Bisognerà attendere il 1200 per trovare i primi testi nei quali si trovano termini come letteratura o littérature, ed è proprio a partire da questo periodo che va affermandosi l'uso di lettres nel senso di cultura.
Quando allora il termine letteratura ha assunto il significato odierno? Solo a partire dall'Illuminismo, è proprio infatti dal '700 che furono elaborate le prime teorie di "critica letteraria".
Gli intellettuali francesi dell'Illuminismo che furono gli "inventori" della prima enciclopedia e dei primi dizionari, diedero la prima definizione moderna di letteratura intesa nel senso di "insieme di testi scritti in una determinata lingua aventi una certa rilevanza culturale".

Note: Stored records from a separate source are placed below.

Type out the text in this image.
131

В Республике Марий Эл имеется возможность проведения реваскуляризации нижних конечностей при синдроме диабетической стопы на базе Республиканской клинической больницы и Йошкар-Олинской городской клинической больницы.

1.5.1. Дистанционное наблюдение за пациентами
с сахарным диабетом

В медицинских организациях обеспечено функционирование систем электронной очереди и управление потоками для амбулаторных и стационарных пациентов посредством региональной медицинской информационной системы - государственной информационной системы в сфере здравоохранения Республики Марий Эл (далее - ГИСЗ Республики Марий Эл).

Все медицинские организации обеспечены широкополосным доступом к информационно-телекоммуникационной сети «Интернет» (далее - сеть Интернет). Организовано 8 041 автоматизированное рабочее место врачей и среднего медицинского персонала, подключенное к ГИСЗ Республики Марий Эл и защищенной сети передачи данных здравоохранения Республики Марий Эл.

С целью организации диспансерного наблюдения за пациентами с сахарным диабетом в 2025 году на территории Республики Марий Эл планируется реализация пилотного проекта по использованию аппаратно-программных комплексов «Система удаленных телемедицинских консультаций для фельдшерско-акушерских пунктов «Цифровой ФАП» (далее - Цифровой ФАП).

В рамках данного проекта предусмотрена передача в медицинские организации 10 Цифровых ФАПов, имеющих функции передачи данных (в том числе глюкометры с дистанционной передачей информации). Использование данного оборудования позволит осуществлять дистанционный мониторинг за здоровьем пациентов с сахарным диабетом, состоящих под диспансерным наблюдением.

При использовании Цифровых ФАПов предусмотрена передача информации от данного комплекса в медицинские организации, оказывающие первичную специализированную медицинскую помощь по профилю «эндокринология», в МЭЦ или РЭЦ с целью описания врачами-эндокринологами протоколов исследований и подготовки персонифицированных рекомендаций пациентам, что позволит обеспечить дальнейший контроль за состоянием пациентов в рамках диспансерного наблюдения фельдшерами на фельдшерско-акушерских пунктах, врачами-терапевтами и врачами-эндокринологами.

Sartre parte da questa concezione per elaborare una teoria che fornisce una spiegazione a diversi interrogativi e in particolare a quelli riguardanti il tipo di rapporto che si instaura tra uno scrittore e i suoi lettori. Ciò che attira l'attenzione è quindi lo stacco operato da Sartre nei confronti non solo della concezione classica della letteratura intesa come eloquenza, ma anche nei confronti della definizione di letteratura di origine illuministica che riservava tale termine solo alle opere aventi "rilevanza culturale".
La raccolta di scritti contenuti in questo saggio non è tuttavia monotematica, Sartre affronta problematiche inerenti la filosofia, l'arte, la musica e la cultura intesa nel senso di tutto ciò che gli uomini fanno. Si tratta quindi di una raccolta che consente al lettore di conoscere l'evoluzione del pensiero critico di Sartre la cui intenzione originaria era quella di salvaguardare la razionalità scientifica anche in campi che sembrano non avere dei vincoli metodologici.

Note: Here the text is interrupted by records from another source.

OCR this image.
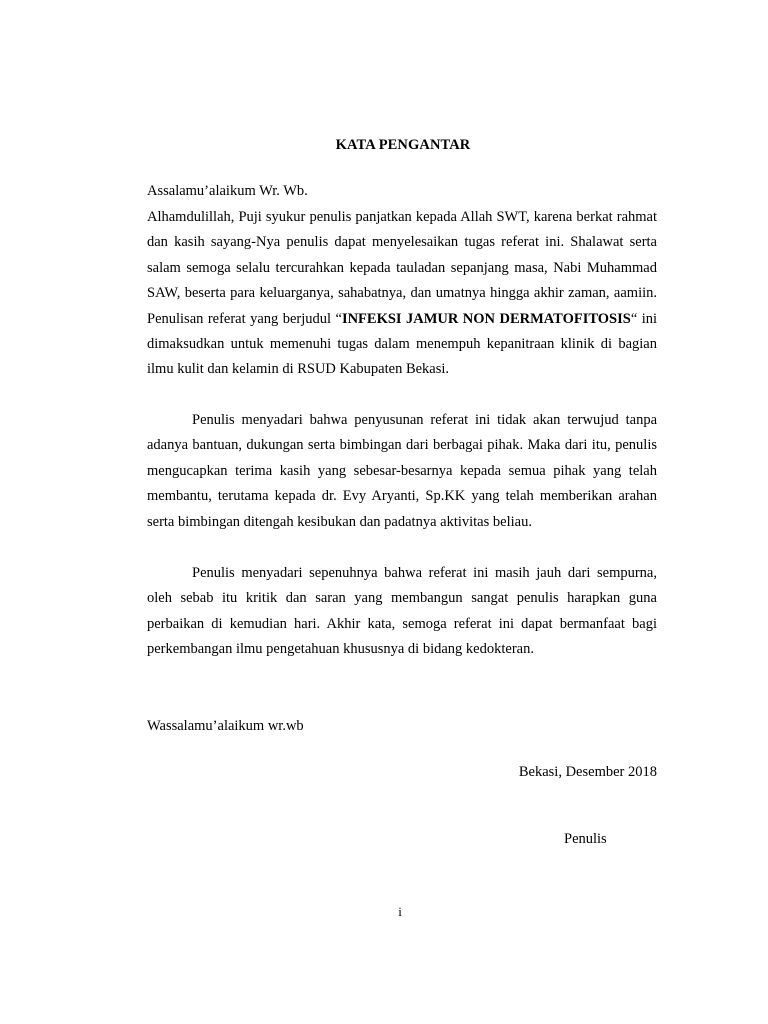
KATA PENGANTAR
Assalamu’alaikum Wr. Wb.

Alhamdulillah, Puji syukur penulis panjatkan kepada Allah SWT, karena berkat rahmat dan kasih sayang-Nya penulis dapat menyelesaikan tugas referat ini. Shalawat serta salam semoga selalu tercurahkan kepada tauladan sepanjang masa, Nabi Muhammad SAW, beserta para keluarganya, sahabatnya, dan umatnya hingga akhir zaman, aamiin. Penulisan referat yang berjudul “INFEKSI JAMUR NON DERMATOFITOSIS“ ini dimaksudkan untuk memenuhi tugas dalam menempuh kepanitraan klinik di bagian ilmu kulit dan kelamin di RSUD Kabupaten Bekasi.

Penulis menyadari bahwa penyusunan referat ini tidak akan terwujud tanpa adanya bantuan, dukungan serta bimbingan dari berbagai pihak. Maka dari itu, penulis mengucapkan terima kasih yang sebesar-besarnya kepada semua pihak yang telah membantu, terutama kepada dr. Evy Aryanti, Sp.KK yang telah memberikan arahan serta bimbingan ditengah kesibukan dan padatnya aktivitas beliau.

Penulis menyadari sepenuhnya bahwa referat ini masih jauh dari sempurna, oleh sebab itu kritik dan saran yang membangun sangat penulis harapkan guna perbaikan di kemudian hari. Akhir kata, semoga referat ini dapat bermanfaat bagi perkembangan ilmu pengetahuan khususnya di bidang kedokteran.

Wassalamu’alaikum wr.wb
Bekasi, Desember 2018
Penulis
i
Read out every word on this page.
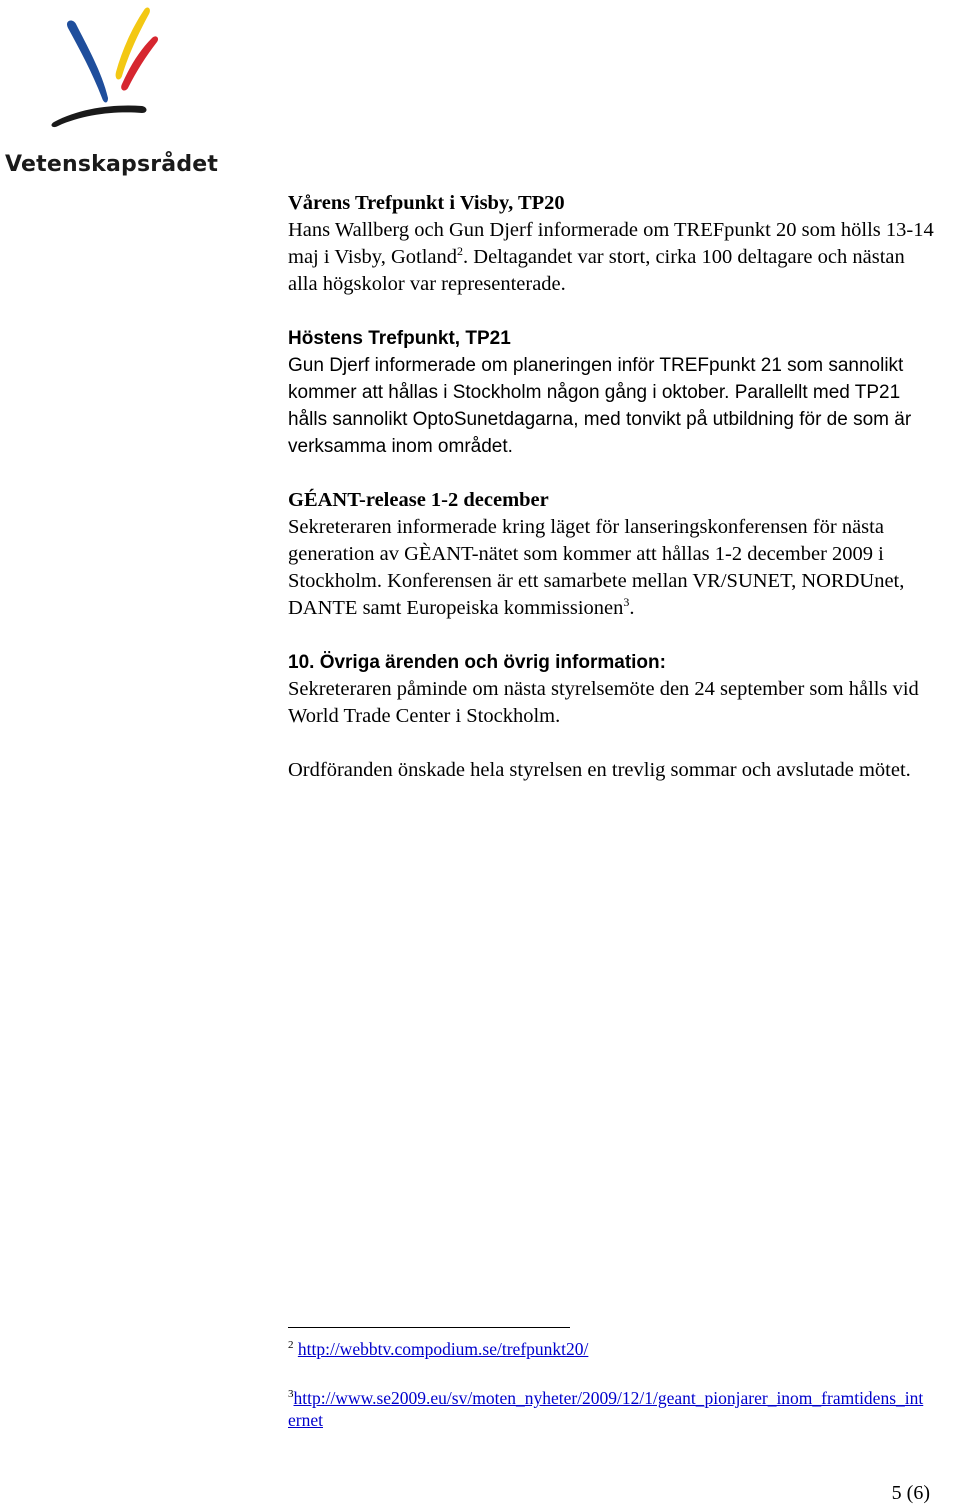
Vetenskapsrådet
Vårens Trefpunkt i Visby, TP20
Hans Wallberg och Gun Djerf informerade om TREFpunkt 20 som hölls 13-14 maj i Visby, Gotland$^2$. Deltagandet var stort, cirka 100 deltagare och nästan alla högskolor var representerade.
Höstens Trefpunkt, TP21
Gun Djerf informerade om planeringen inför TREFpunkt 21 som sannolikt kommer att hållas i Stockholm någon gång i oktober. Parallellt med TP21 hålls sannolikt OptoSunetdagarna, med tonvikt på utbildning för de som är verksamma inom området.
GÉANT-release 1-2 december
Sekreteraren informerade kring läget för lanseringskonferensen för nästa generation av GÈANT-nätet som kommer att hållas 1-2 december 2009 i Stockholm. Konferensen är ett samarbete mellan VR/SUNET, NORDUnet, DANTE samt Europeiska kommissionen$^3$.
10. Övriga ärenden och övrig information:
Sekreteraren påminde om nästa styrelsemöte den 24 september som hålls vid World Trade Center i Stockholm.
Ordföranden önskade hela styrelsen en trevlig sommar och avslutade mötet.
$^2$ http://webbtv.compodium.se/trefpunkt20/
$^3$http://www.se2009.eu/sv/moten_nyheter/2009/12/1/geant_pionjarer_inom_framtidens_internet
5 (6)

LA DIFFERENZA TRA PROSA E POESIA
In questa raccolta Sartre affronta poi il rapporto tra la letteratura e le altre arti e in particolare con la pittura e con la musica; nelle righe precedenti ho evidenziato come Sartre faccia una distinzione tra la prosa e la poesia: la prima è "il regno dei segni" che ha a che fare con i significati, mentre la seconda è il regno della creatività e quindi va messa sullo stesso piano della musica e della pittura.
E' interessante a tal proposito la seguente affermazione "I poeti sono uomini che rifiutano di utilizzare il linguaggio" si badi bene che ciò non equivale a dire che la poesia non sia disciplinata da regole ma che la poesia è il regno della creatività e fa l'esempio del "cavallo di burro" per indicare che l'uso di tale espressione non è altro che il trionfo della creatività che non vuole esprimere niente se non la soggettività dell'autore che non ha, a differenza dello scrittore, l'obiettivo di ricercare la verità.
"Il poeta si ferma alle parole - scrive Sartre- come il pittore ai colori" indicando come il poeta gioca con le parole in quanto è avulso dalla realtà e proprio questo costituisce la bellezza della poesia che è pura creatività a differenza della prosa che è utilitaria.
Basta scrivere per definirsi artista? Ecco la risposta di Sartre:
"Il signor Jourdain scriveva in prosa per chiedere le pantofole, Hitler per dichiarare guerra alla Polonia".